The Swedes - led by Anders Bjorklund, Ollie Lindvall, and Lars Olson - have been pioneers in conducting cell replacement studies for the CNS (primary focus - Parkinson's disease).

The abstract of a review article by Bjorklund and Lindvall regarding CNS cell replacement
ncbi.nlm.nih.gov:80/entrez/query.fcgi?cmd=Retrieve&db=PubMed&list_uids=10816308&dopt=Abstract

Bjorklund also published this article last year, 'The use of neural stem cells for gene therapy in the central nervous system.' [J Gene Med 1999 May-Jun;1(3):223-6]

Hope this helps a tiny bit.

Scott



To: nigel bates who wrote (48)9/8/2000 7:01:34 AM
From: scott_jiminez  Read Replies (1) | Respond to of 278
 
Nigel - I forgot to mention: if you're interested in pursuing the neural stem cell story on the biotech/business front, two of the leading companies are 1. Layton Bioscience (http://www.laytonbio.com/) and 2. Diacrin (http://www.diacrin.com/).

I am not endorsing these companies nor do I have a grasp of the integrity of their science (Diacrin recently had a porcine cell-transplant study for stroke put on hold due to complications in some of the patients).

One other point about CNS stem cell therapy: a good deal of the success reported by Bjorklund et al. (in fetus-derived, dopaminergic (DA) cell replacement for Parkinson's (PD) patients) is believed to be the result of 'supporting cells - glia, non-DA neurons - which are part of the fetal graft and which help provide a rough approximation of the appropriate microenvironment for the DA cells to survive and function correctly. When preparing neural stems cells for a similar graft, the population consists almost entirely of the stem cells i.e. devoid of the 'contaminating' cells which, in the end, appear to be critical for significant functional enhancement.

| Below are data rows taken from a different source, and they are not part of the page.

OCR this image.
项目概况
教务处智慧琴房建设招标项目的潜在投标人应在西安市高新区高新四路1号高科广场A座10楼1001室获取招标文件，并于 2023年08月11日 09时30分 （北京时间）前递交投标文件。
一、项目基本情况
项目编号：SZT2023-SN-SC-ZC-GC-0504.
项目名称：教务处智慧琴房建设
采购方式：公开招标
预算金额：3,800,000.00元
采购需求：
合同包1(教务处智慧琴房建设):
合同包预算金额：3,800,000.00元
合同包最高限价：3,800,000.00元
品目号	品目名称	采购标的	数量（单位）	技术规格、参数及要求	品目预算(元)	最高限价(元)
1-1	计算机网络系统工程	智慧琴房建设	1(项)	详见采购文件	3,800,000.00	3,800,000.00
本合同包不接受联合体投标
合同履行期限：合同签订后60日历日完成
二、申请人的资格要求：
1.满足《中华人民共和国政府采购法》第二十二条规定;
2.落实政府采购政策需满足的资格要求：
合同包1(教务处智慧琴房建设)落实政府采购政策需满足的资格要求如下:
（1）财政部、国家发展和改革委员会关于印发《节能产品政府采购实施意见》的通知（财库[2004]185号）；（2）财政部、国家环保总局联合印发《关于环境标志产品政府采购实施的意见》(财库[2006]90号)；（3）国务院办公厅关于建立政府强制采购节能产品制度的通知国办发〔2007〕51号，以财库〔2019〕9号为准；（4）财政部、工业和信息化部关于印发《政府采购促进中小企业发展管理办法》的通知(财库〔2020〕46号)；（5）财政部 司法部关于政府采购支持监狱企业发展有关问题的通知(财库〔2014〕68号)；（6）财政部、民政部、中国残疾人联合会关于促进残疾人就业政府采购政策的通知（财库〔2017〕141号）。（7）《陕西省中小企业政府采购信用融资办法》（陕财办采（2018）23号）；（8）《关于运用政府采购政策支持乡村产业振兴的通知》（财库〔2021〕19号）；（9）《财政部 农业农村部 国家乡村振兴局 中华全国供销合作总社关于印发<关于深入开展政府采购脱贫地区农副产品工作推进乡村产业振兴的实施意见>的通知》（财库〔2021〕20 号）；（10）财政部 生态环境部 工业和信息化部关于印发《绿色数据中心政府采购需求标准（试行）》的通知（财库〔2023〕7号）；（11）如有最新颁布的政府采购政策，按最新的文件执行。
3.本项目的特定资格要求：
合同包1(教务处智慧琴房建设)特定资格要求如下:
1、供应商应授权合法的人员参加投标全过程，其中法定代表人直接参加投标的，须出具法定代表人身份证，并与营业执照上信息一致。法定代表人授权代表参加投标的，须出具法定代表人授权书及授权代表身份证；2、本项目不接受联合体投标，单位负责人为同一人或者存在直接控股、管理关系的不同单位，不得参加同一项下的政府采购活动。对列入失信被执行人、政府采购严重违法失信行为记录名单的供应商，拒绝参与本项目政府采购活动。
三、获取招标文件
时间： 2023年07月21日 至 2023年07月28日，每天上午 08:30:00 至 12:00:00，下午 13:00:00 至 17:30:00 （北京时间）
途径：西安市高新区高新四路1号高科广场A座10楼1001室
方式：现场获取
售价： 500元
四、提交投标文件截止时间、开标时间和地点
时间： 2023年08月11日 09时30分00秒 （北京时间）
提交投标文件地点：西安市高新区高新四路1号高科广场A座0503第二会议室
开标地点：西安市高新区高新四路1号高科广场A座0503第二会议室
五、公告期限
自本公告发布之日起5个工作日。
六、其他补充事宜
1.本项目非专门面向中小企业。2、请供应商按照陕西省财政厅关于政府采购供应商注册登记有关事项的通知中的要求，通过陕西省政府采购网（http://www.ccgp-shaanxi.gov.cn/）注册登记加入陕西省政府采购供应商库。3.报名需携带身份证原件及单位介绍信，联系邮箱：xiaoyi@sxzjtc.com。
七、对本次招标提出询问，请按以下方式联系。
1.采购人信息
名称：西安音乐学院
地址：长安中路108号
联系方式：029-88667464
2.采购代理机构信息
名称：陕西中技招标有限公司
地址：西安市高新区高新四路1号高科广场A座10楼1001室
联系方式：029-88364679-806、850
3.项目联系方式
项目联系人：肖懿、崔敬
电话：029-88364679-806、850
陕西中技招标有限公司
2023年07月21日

The studies that I'm familiar (rodent) suggest that the inter-study variability of positive functional outcomes is much higher with stem cell-derived DA neurons than similar work using 'normally' differentiated DA neurons from fetal tissue. The fetal cells consistently produce significantly higher rates of functional recovery in animal models of PD.